La vengeance sordide ne plaît pas à tout le monde. Les quelques Girondins restés républicains commencent à se poser des questions. Louvet, seul survivant d’un groupe de sept Girondins pourchassés par les Montagnards, tente de s’interposer : “Avant de frapper à la hâte, il faut des preuves.” Dans le même esprit, des Montagnards modérés essaient de calmer l’assemblée et de chercher les vraies causes de la crise. Dubois-Crancé réclame une remobilisation au nom du Salut Public.Saint-André le soutient : “C’est à l’anarchie que nous devons tous les fléaux qui nous désolent”. Mais les royalistes refusent d’entendre un discours qui rappelle trop l’An II. Au lieu de se préoccuper d’une nouvelle organisation des pouvoirs et de la distribution des vivres, la Convention s’enfonce toujours vers plus de réaction.
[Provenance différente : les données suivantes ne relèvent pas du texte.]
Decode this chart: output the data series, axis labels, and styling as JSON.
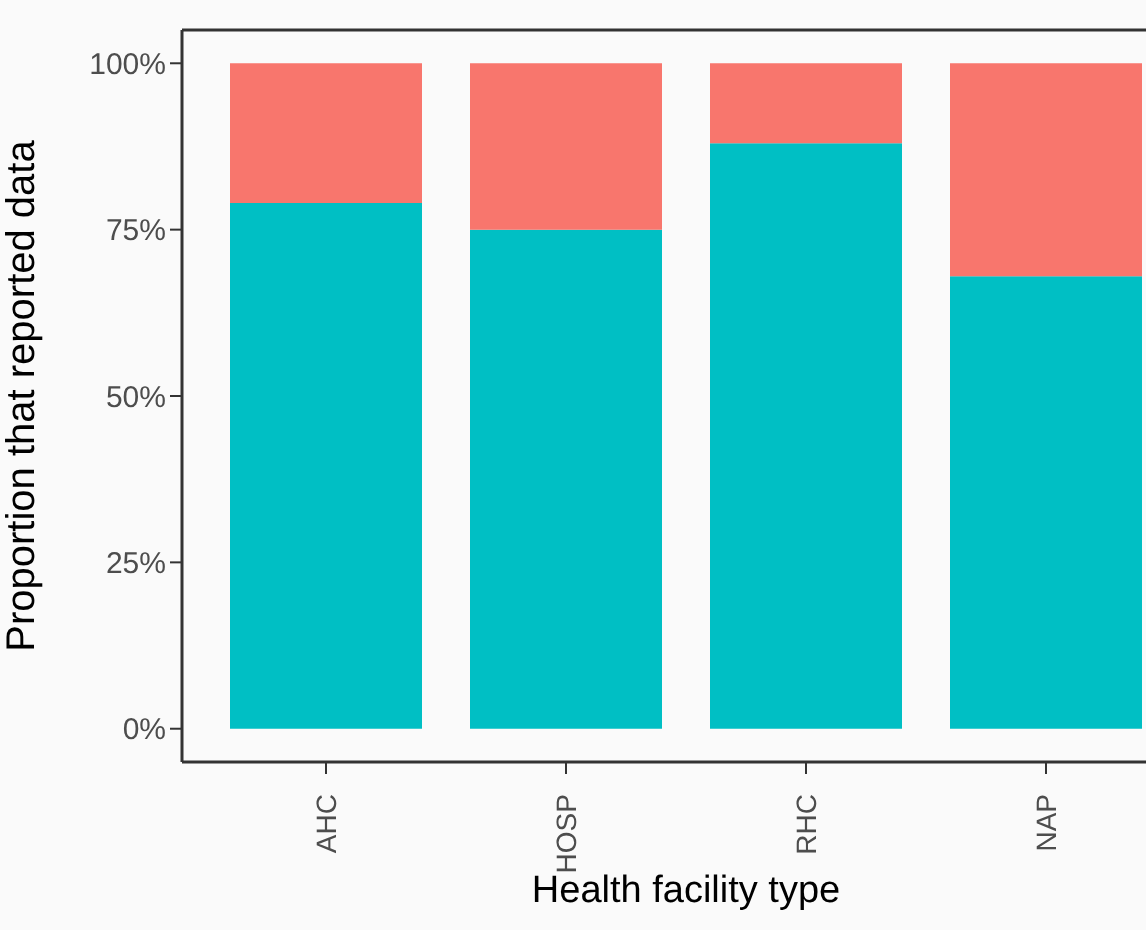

Le 10 avril, est ordonné le désarmement des terroristes des sections.Le peuple sans-culotte est armé de piques. La pique est inséparable de la citoyenneté. Cette mesure de protection est donc aussi une humiliation irritante. Le 19, le Girondin Pénières obtient la limitation à 20 membres des députations admises dans la salle. Plus tard, la Convention, à la demande du Girondin Defermon, limite le nombre des spectateurs des tribunes. Plus important, le 23, la Commission des Lois Organiques, devenue Commission des Onze, est officiellement chargée de présenter un nouveau projet de Constitution. La Constitution Montagnarde est tuée dans l’oeuf. Cette Commission de onze membres chargée d’élaborer une constitution républicaine ne comprend pas moins de six Royalistes !
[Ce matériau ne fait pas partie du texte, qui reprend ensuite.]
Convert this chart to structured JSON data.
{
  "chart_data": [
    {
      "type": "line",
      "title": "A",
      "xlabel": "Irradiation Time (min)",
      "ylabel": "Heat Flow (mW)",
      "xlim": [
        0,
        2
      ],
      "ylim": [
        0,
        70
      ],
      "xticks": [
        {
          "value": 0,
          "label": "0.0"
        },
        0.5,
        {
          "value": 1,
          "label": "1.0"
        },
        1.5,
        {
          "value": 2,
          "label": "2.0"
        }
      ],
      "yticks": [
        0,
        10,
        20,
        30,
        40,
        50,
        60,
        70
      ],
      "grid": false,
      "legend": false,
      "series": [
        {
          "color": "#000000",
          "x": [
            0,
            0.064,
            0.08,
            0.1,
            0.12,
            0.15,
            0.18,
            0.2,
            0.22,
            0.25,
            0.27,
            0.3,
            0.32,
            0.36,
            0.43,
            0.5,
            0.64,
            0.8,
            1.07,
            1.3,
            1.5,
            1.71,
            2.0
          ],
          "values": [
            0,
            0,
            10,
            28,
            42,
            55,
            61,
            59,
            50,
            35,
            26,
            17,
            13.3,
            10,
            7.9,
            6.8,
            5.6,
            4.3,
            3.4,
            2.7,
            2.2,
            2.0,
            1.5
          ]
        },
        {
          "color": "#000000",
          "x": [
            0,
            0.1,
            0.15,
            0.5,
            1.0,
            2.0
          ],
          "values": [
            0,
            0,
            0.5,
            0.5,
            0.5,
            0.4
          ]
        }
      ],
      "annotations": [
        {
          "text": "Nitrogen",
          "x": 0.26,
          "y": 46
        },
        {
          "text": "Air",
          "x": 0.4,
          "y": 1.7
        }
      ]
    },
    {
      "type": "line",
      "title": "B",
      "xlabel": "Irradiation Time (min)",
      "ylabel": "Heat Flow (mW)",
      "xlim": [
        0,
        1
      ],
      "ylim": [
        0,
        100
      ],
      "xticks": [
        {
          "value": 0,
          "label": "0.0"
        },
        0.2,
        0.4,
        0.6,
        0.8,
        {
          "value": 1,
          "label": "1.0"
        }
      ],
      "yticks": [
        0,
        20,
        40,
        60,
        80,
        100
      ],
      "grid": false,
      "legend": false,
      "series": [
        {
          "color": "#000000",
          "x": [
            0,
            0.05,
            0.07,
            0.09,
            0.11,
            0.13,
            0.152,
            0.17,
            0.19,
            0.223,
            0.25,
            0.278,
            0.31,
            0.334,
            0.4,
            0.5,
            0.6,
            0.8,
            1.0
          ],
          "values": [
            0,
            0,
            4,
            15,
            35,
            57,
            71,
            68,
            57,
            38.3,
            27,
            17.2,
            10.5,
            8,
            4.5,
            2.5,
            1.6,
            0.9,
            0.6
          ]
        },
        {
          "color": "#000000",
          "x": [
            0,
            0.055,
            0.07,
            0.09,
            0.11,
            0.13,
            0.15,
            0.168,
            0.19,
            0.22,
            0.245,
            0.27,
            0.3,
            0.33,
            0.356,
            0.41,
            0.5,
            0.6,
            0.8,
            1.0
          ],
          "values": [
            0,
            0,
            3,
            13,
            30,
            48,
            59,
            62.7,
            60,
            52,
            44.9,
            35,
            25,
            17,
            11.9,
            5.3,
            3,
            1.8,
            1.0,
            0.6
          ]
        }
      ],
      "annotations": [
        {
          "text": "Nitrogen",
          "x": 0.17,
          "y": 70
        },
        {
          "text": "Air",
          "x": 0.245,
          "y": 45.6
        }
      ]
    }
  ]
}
A la Convention, au milieu du déchaînement contre-révolutionnaire, le Montagnard modéré Chénier prouve sa lucidité. “Tout excès mène à un excès contraire… La mollesse et l’inertie ont remplacé insensiblement cette force démesurée et despotique qui caractérisait le gouvernement décemviral… Les vieux ennemis de la Révolution… provoquent ouvertement à la Royauté.” Chénier passe en revue toutes les manoeuvres des royalistes et dénonce ce qui ne s’appelle pas encore la Terreur Blanche, des calomnies aux intimidations, des tortures aux assassinats. A sa demande, la Convention confirme ou renforce les lois contre les émigrés et les prêtres réfractaires. Mais ces lois ne sont pas appliquées.
A la surprise générale, l’homme qui l’a soutenu le plus vivement est l’un des Vingt-Deux députés réintégrés récemment, le Girondin Larévéllière-Lépeaux. C’est le premier exemple d’un reclassement de part et d’autre de la ligne de partage république-royauté. Girondins progressistes et Montagnards se retrouvent côte à côte. Trop tard.